Interferons in Sjogren’s disease: current status and future prospects

Sjögren's disease (SjD) is a systemic autoimmune disorder marked by chronic immune activation, with a central role attributed to the interferon (IFN) system. The so-called 'IFN signature' at both tissue and peripheral levels has long been recognized as a hallmark of SjD, and recent advances have provided a more detailed molecular understanding of this dysregulation. Nevertheless, the aberrant expression and signaling of type I, II, and, more recently, type III IFNs reflect a complex network of interactions between epithelial and immune cells. This crosstalk is multidirectional, temporospatial, and highly dynamic, shaping the heterogeneity of disease activity, clinical course, and patient phenotypes and endotypes.

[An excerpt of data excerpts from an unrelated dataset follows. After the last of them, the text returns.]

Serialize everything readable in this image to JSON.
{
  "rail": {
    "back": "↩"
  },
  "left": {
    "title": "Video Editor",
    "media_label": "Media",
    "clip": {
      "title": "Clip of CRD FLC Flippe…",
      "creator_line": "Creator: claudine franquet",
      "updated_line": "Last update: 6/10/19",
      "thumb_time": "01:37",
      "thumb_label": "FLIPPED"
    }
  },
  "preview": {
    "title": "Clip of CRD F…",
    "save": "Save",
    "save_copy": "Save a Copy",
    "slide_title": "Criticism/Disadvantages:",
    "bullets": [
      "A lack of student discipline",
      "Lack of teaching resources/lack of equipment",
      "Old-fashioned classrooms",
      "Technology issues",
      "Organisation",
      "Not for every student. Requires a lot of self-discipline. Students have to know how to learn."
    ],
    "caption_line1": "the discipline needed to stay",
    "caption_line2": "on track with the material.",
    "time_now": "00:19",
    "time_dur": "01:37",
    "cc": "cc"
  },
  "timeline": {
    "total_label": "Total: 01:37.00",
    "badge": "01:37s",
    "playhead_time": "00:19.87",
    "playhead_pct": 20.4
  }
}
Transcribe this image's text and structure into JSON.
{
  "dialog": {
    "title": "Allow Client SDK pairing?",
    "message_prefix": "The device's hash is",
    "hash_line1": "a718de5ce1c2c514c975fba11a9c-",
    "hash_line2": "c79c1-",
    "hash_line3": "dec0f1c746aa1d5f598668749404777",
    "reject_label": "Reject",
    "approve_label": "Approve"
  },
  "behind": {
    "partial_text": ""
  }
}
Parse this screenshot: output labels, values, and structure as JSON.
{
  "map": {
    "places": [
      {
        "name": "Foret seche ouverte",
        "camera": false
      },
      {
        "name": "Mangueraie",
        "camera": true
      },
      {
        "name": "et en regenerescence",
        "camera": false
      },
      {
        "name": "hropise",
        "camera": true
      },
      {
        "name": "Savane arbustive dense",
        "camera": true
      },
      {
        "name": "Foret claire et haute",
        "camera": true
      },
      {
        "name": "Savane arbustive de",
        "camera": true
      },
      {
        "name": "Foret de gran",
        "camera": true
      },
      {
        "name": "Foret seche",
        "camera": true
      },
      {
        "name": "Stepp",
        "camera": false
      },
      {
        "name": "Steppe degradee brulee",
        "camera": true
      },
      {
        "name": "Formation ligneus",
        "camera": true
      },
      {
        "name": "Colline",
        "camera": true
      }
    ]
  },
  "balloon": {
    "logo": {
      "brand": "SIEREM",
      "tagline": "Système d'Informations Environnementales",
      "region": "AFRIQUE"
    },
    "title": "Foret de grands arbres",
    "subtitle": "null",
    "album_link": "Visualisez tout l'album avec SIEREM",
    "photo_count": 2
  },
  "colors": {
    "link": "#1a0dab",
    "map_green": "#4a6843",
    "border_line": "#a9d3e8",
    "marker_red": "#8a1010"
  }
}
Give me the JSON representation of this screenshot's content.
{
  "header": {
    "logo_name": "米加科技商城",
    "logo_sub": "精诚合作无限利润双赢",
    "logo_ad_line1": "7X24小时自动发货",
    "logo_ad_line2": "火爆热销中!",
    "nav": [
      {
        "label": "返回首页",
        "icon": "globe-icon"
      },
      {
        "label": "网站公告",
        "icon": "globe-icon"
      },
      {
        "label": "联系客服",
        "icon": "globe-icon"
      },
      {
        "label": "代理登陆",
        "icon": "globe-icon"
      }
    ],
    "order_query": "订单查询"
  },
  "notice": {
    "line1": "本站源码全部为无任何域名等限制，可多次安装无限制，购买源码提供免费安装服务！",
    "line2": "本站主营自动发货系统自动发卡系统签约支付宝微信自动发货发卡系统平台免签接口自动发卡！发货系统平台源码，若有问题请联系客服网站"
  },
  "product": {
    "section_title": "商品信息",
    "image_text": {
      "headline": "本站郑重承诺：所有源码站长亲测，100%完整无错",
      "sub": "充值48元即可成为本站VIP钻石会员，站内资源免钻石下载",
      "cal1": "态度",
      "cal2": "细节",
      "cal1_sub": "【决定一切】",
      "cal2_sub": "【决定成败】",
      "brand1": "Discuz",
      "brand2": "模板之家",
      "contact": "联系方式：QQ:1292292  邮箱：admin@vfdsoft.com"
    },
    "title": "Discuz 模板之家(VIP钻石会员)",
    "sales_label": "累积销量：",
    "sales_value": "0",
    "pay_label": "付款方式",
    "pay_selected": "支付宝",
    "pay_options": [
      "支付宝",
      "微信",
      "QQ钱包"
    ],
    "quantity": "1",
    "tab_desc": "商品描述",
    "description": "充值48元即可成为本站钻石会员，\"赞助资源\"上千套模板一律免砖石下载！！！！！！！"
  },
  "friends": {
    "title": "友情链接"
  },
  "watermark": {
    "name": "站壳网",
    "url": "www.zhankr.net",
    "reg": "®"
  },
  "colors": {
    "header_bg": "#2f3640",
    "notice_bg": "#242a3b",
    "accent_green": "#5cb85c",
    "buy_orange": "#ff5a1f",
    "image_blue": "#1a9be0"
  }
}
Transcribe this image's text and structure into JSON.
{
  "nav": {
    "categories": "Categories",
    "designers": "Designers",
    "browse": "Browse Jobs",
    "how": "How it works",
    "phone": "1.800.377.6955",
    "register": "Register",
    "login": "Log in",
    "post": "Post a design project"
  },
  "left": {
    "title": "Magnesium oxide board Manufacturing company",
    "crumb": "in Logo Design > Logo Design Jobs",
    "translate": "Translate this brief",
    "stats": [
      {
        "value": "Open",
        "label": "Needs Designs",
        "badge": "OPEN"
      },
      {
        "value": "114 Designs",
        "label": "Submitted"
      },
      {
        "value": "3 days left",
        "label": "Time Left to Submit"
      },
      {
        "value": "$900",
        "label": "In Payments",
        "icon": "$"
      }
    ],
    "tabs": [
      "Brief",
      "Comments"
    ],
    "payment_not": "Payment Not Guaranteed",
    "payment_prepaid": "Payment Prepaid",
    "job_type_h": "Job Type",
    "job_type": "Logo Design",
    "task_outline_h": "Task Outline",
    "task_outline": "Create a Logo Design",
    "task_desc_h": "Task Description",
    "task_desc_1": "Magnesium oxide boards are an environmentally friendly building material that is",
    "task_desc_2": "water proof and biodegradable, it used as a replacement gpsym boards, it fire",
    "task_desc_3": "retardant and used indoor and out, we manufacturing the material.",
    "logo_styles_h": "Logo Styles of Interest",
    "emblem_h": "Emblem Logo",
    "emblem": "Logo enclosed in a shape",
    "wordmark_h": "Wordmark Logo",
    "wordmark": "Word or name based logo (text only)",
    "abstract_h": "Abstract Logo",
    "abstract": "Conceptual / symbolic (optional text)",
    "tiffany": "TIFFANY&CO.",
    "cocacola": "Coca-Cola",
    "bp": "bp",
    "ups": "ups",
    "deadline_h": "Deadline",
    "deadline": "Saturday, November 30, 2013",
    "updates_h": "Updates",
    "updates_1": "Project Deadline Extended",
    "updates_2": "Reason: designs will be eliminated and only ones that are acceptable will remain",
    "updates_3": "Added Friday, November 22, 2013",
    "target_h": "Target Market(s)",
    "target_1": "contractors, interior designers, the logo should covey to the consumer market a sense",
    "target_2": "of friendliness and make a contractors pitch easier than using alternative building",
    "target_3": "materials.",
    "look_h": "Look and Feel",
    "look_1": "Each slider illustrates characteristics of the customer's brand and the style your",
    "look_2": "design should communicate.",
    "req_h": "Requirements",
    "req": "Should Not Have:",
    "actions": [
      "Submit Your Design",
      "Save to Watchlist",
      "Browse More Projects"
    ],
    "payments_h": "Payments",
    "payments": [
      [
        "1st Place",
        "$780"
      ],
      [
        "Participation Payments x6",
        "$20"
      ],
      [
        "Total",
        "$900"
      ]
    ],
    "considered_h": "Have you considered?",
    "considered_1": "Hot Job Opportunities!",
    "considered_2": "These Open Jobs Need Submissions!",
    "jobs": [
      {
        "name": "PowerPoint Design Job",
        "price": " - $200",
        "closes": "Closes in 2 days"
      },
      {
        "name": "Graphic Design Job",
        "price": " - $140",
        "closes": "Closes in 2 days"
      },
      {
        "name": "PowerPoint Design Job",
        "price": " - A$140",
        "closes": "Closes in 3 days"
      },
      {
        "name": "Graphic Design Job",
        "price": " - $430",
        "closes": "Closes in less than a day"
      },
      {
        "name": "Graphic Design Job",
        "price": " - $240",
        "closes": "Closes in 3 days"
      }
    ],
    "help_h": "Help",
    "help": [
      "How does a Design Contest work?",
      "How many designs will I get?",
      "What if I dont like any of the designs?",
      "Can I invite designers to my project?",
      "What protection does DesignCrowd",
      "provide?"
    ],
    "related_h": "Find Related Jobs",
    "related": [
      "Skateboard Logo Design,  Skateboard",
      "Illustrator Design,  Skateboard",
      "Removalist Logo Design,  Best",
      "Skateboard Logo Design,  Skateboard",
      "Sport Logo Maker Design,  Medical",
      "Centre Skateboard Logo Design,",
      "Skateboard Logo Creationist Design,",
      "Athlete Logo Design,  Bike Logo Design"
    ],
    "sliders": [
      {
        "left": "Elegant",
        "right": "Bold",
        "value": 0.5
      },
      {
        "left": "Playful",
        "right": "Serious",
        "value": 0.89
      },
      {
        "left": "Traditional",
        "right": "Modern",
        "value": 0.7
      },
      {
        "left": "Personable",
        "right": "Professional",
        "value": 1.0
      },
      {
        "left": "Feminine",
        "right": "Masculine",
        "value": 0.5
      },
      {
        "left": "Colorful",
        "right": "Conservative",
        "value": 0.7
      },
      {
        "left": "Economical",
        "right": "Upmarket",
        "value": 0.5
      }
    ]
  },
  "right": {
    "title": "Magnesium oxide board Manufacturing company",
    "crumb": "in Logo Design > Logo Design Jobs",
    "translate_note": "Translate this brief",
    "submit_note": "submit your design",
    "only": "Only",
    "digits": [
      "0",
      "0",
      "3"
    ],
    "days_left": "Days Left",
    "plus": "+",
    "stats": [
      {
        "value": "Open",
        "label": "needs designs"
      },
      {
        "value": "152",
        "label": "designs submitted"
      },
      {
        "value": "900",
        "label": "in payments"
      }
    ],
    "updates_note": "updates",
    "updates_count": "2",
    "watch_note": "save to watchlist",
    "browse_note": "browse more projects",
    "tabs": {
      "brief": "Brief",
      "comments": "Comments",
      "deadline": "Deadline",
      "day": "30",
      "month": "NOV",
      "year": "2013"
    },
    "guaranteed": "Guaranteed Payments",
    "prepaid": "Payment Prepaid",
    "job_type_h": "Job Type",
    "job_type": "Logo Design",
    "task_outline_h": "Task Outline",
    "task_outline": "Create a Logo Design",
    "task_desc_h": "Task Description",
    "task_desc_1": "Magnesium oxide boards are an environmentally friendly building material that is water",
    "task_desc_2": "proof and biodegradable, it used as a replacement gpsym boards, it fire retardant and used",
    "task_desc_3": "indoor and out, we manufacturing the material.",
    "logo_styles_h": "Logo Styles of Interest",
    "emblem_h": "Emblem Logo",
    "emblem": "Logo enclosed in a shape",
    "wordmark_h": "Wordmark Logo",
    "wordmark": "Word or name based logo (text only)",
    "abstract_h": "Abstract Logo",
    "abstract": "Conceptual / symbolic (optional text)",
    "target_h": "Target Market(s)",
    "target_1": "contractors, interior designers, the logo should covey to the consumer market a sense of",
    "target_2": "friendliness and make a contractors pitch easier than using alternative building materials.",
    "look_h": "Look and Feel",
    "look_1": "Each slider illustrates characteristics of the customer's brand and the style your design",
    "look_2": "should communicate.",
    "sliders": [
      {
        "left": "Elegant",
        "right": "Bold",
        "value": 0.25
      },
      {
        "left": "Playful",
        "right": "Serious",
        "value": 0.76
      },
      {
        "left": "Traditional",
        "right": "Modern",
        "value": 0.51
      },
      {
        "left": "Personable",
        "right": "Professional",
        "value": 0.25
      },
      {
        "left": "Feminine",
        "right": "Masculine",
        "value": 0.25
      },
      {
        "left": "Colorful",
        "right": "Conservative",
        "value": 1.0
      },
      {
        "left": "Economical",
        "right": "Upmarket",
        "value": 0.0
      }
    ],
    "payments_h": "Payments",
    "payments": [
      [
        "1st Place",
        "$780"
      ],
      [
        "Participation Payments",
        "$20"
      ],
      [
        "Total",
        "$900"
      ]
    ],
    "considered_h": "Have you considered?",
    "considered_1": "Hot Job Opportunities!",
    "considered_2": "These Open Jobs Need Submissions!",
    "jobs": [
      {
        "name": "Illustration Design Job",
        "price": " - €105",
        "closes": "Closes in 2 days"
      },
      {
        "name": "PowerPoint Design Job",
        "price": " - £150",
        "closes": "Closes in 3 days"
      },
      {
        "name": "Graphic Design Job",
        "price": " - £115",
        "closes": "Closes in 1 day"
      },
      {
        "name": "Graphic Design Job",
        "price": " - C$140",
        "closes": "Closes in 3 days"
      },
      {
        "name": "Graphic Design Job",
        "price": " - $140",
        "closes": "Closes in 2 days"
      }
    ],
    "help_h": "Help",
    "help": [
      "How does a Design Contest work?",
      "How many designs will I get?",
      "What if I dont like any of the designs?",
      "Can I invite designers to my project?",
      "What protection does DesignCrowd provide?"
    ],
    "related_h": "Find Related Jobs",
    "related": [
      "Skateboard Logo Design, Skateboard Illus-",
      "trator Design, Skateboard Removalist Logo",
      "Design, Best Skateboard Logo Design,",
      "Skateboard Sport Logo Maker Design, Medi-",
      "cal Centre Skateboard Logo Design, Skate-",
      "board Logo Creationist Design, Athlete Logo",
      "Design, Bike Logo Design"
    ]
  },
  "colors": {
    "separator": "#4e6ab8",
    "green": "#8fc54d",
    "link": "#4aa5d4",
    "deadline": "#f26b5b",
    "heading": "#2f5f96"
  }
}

Therapeutic targeting of IFN pathways has emerged as a major focus in SjD, with several clinical trials providing valuable insight. While preliminary benefits have been overwhelmingly promising, outcomes remain somewhat variable, influenced by factors such as trial design, patient stratification, disease stage, and underlying immunological endotypes. These challenges underscore the need for refined approaches to harness IFN modulation effectively in clinical practice. This review summarizes current knowledge of the three IFN families and their contribution to SjD pathogenesis, while highlighting recent research advancements that underscore their promise as therapeutic targets. By integrating clinical and translational perspectives, we aim to clarify our understanding of the role of IFNs in SjD and provide a framework for future research and therapy development approaches.